Fui até ao cinema ver A Cidade de Perdida de Z, levado pela curiosidade de saber como seria a versão cinematográfica da história de Percy Fawcett, uma assunto que eu tinha investigado á um tempo atrás para uma coisa que estava a escrever. Admito que as minhas expectativas não eram muito altas, devido principalmente á fraca qualidade do cinema hollywoodesco atual.
 Mas, tenho que admitir, o filme é muito bom. Desde logo, houve muito cuidado na sua realização, o que transpareceu claramente no resultado final. As cenas da selva, são bastante intensas, sem haver nenhuma ação de monta, os atores conseguiram transmitir a sensação de dificuldade que deverá ter sido a exploração na selva amazónica nos inícios do séc. XX. Penso que o mais extraordinário deste filme, demarcando-o claramente de outros filmes de aventura, foi a opção de apostar na densidade psicológica das personagens ao invés de carregar a obra, com cenas de aventura duvidosas. Nisso, tanto o realizador, como os atores estão de parabéns, porque fizeram um excelente trabalho. 

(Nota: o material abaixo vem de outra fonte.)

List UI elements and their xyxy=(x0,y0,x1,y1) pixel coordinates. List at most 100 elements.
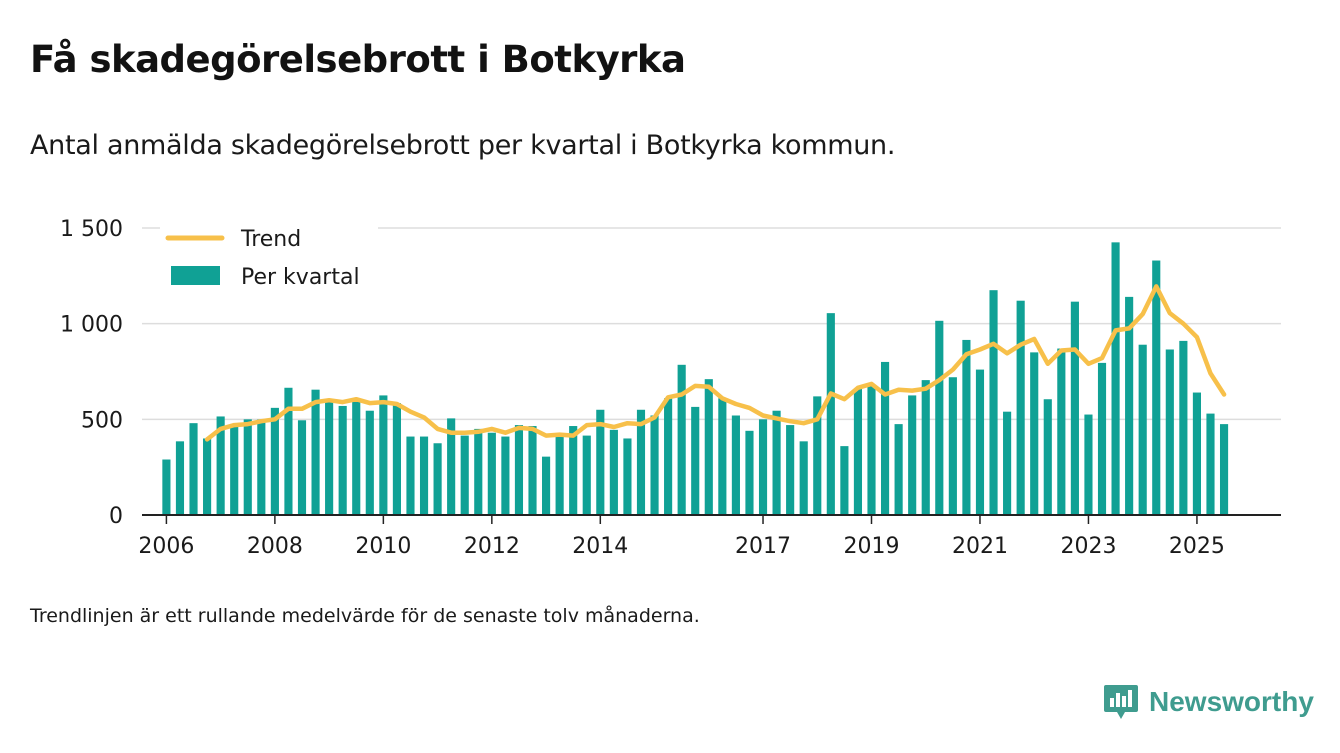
bar xyxy=(406,436,415,515)
y-tick-label: 1 000 xyxy=(60,313,123,338)
bar xyxy=(799,441,808,515)
bar xyxy=(677,364,686,515)
bar xyxy=(270,407,279,515)
bar xyxy=(352,400,361,515)
bar xyxy=(975,369,985,515)
bar xyxy=(325,402,334,515)
bar xyxy=(433,443,442,515)
bar xyxy=(731,415,740,515)
bar xyxy=(189,423,198,515)
bar xyxy=(894,424,903,515)
legend-bar-swatch xyxy=(171,266,220,285)
x-tick-label: 2023 xyxy=(1060,534,1116,559)
axis-layer: 0 500 1 000 1 500 2006 2008 2010 2012 2014 2017 20… xyxy=(60,217,1281,559)
bar xyxy=(501,436,510,515)
chart-title: Få skadegörelsebrott i Botkyrka xyxy=(30,38,686,81)
bar xyxy=(1192,392,1201,515)
bar xyxy=(284,387,293,515)
x-tick-label: 2012 xyxy=(464,534,520,559)
bar xyxy=(718,398,727,515)
bar xyxy=(1043,399,1052,515)
bar xyxy=(555,434,564,515)
bar xyxy=(338,405,347,515)
bar xyxy=(623,438,632,515)
bar xyxy=(162,459,171,515)
bar xyxy=(826,313,835,515)
y-tick-label: 0 xyxy=(109,504,123,529)
bar xyxy=(989,290,998,515)
brand-name: Newsworthy xyxy=(1149,686,1314,717)
bar xyxy=(664,398,673,515)
bar xyxy=(813,396,822,515)
bar xyxy=(1152,260,1161,515)
bar xyxy=(908,395,917,515)
x-tick-label: 2025 xyxy=(1169,534,1225,559)
bar xyxy=(1179,340,1188,515)
bar xyxy=(840,446,849,515)
bar xyxy=(1206,413,1215,515)
bar xyxy=(867,384,876,515)
bar xyxy=(419,436,429,515)
bar xyxy=(1125,296,1134,515)
bar xyxy=(1097,362,1107,515)
chart-subtitle: Antal anmälda skadegörelsebrott per kvar… xyxy=(30,130,896,161)
bar xyxy=(962,339,971,515)
bar xyxy=(1165,349,1174,515)
x-tick-label: 2014 xyxy=(572,534,628,559)
bar xyxy=(460,435,469,515)
legend: Trend Per kvartal xyxy=(160,218,378,294)
x-tick-label: 2019 xyxy=(844,534,900,559)
newsworthy-logo-icon xyxy=(1104,685,1138,719)
bar xyxy=(948,377,957,515)
bar xyxy=(582,435,591,515)
bar xyxy=(379,395,388,515)
bar xyxy=(569,426,578,515)
bar xyxy=(311,389,320,515)
bar xyxy=(203,438,212,515)
bar xyxy=(1111,242,1120,515)
x-tick-label: 2008 xyxy=(247,534,303,559)
x-tick-label: 2021 xyxy=(952,534,1008,559)
bar xyxy=(447,418,456,515)
bar xyxy=(528,426,537,515)
footnote: Trendlinjen är ett rullande medelvärde f… xyxy=(30,605,700,627)
bar xyxy=(609,429,618,515)
x-tick-label: 2017 xyxy=(735,534,791,559)
bar xyxy=(1070,301,1079,515)
bar xyxy=(297,420,307,515)
x-tick-label: 2006 xyxy=(138,534,194,559)
bar xyxy=(216,416,225,515)
bar xyxy=(392,403,401,515)
trend-line xyxy=(204,284,1227,442)
bar xyxy=(704,379,713,515)
bar xyxy=(745,430,754,515)
bar xyxy=(596,409,605,515)
bar xyxy=(853,388,863,515)
bar xyxy=(772,410,781,515)
bar xyxy=(935,320,944,515)
trend-layer xyxy=(204,284,1227,442)
bar xyxy=(1003,411,1012,515)
bar xyxy=(1030,352,1039,515)
bar xyxy=(880,361,890,515)
bar xyxy=(758,419,768,515)
brand-logo: Newsworthy xyxy=(1103,683,1314,721)
bar xyxy=(542,456,551,515)
bar xyxy=(650,415,659,515)
bar xyxy=(487,432,496,515)
bar xyxy=(474,428,483,515)
legend-bar-label: Per kvartal xyxy=(241,265,360,290)
bar xyxy=(243,419,252,515)
bar xyxy=(1219,424,1229,515)
bar xyxy=(1138,344,1147,515)
x-tick-label: 2010 xyxy=(355,534,411,559)
y-tick-label: 1 500 xyxy=(60,217,123,242)
bar xyxy=(514,425,524,515)
bar xyxy=(1057,348,1066,515)
bar xyxy=(230,424,239,515)
bar xyxy=(691,406,700,515)
bar xyxy=(365,410,374,515)
bar xyxy=(921,380,930,515)
bar xyxy=(786,425,795,515)
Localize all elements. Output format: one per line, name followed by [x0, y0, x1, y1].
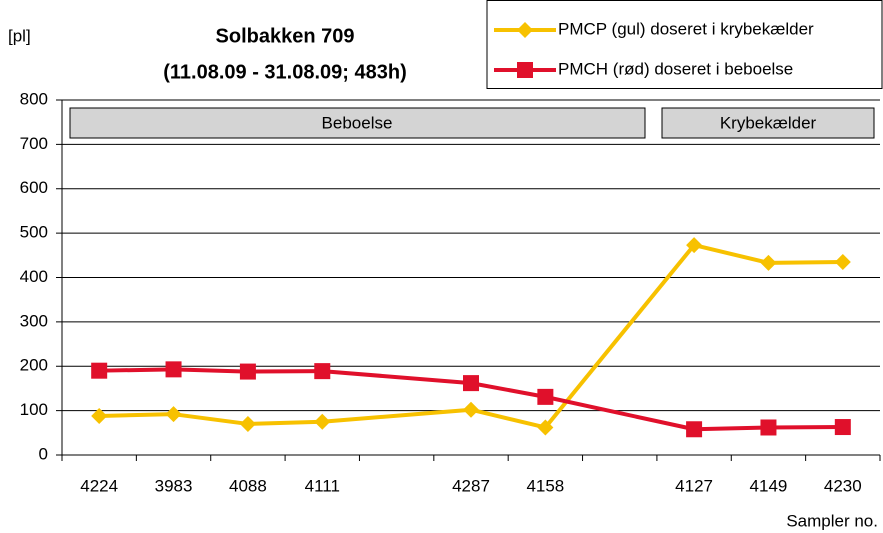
y-tick-label: 400 — [20, 267, 48, 286]
y-tick-label: 800 — [20, 89, 48, 108]
x-tick-label: 4111 — [305, 476, 340, 495]
line-segment — [99, 412, 174, 418]
x-tick-label: 4127 — [675, 476, 713, 495]
point — [314, 413, 331, 430]
line-segment — [173, 412, 249, 426]
line-segment — [173, 367, 248, 374]
line-segment — [693, 243, 769, 265]
point — [760, 419, 777, 436]
x-tick-label: 4088 — [229, 476, 267, 495]
y-tick-label: 0 — [39, 444, 48, 463]
line-segment — [544, 394, 695, 432]
x-tick-label: 4158 — [526, 476, 564, 495]
line-segment — [247, 419, 323, 426]
legend-marker — [517, 22, 533, 38]
line-segment — [694, 425, 769, 432]
x-tick-label: 3983 — [155, 476, 193, 495]
line-segment — [322, 407, 472, 424]
line-segment — [99, 367, 174, 373]
y-tick-label: 700 — [20, 134, 48, 153]
x-tick-label: 4149 — [750, 476, 788, 495]
x-tick-label: 4287 — [452, 476, 490, 495]
y-tick-label: 200 — [20, 356, 48, 375]
point — [537, 419, 554, 436]
line-segment — [470, 407, 546, 430]
chart-title: Solbakken 709 — [216, 25, 355, 47]
point — [834, 253, 851, 270]
point — [686, 237, 703, 254]
x-tick-label: 4230 — [824, 476, 862, 495]
point — [91, 362, 108, 379]
line-segment — [470, 381, 546, 399]
point — [165, 406, 182, 423]
annotation: Beboelse — [322, 113, 393, 132]
line-segment — [543, 243, 696, 429]
line-segment — [768, 259, 843, 265]
point — [239, 415, 256, 432]
y-axis-label: [pl] — [8, 26, 31, 45]
annotation-box — [661, 107, 875, 139]
chart-subtitle: (11.08.09 - 31.08.09; 483h) — [163, 61, 407, 83]
x-tick-label: 4224 — [80, 476, 118, 495]
y-tick-label: 500 — [20, 223, 48, 242]
annotation-box — [69, 107, 646, 139]
x-axis-label: Sampler no. — [786, 511, 878, 530]
point — [314, 363, 331, 380]
point — [463, 375, 479, 392]
legend-label: PMCH (rød) doseret i beboelse — [558, 59, 793, 78]
point — [760, 254, 777, 271]
legend-marker — [517, 62, 533, 78]
line-segment — [322, 369, 472, 386]
point — [834, 419, 851, 436]
legend-label: PMCP (gul) doseret i krybekælder — [558, 19, 814, 38]
point — [239, 363, 256, 380]
y-tick-label: 600 — [20, 178, 48, 197]
point — [165, 361, 182, 378]
point — [91, 407, 108, 424]
legend-box — [486, 0, 883, 89]
point — [463, 401, 479, 418]
y-tick-label: 300 — [20, 311, 48, 330]
y-tick-label: 100 — [20, 400, 48, 419]
point — [686, 421, 703, 438]
annotation: Krybekælder — [720, 113, 817, 132]
point — [537, 388, 554, 405]
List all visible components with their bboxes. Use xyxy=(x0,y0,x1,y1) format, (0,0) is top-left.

  A trama gira em volta do Coronel Percy Fawcett, que durante uma expedição ao Rio Verde, na Amazónia, encontra peças de olaria, convencendo-se de que ali haveria uma civilização avançada desconhecida dos homens. A partir daí ele vai encetar numa demanda para encontrar a suposta cidade perdida, enfrentando as resistências dos seus pares e da sua família, até que finalmente o seu filho mais velho o segue na aventura, embrenhando-se os dois nas profundezas da selva.
 Para finalizar, destaca-se a fotografia deste filme, sublime em todas as paisagens por onde passou, tendo inclusivamente dado uma perninha na Primeira Guerra Mundial. O filme teve tanto cuidado com os detalhes, que o Robert Pattinson até parecia um ator, muito graças à barba que escondia a sua cara.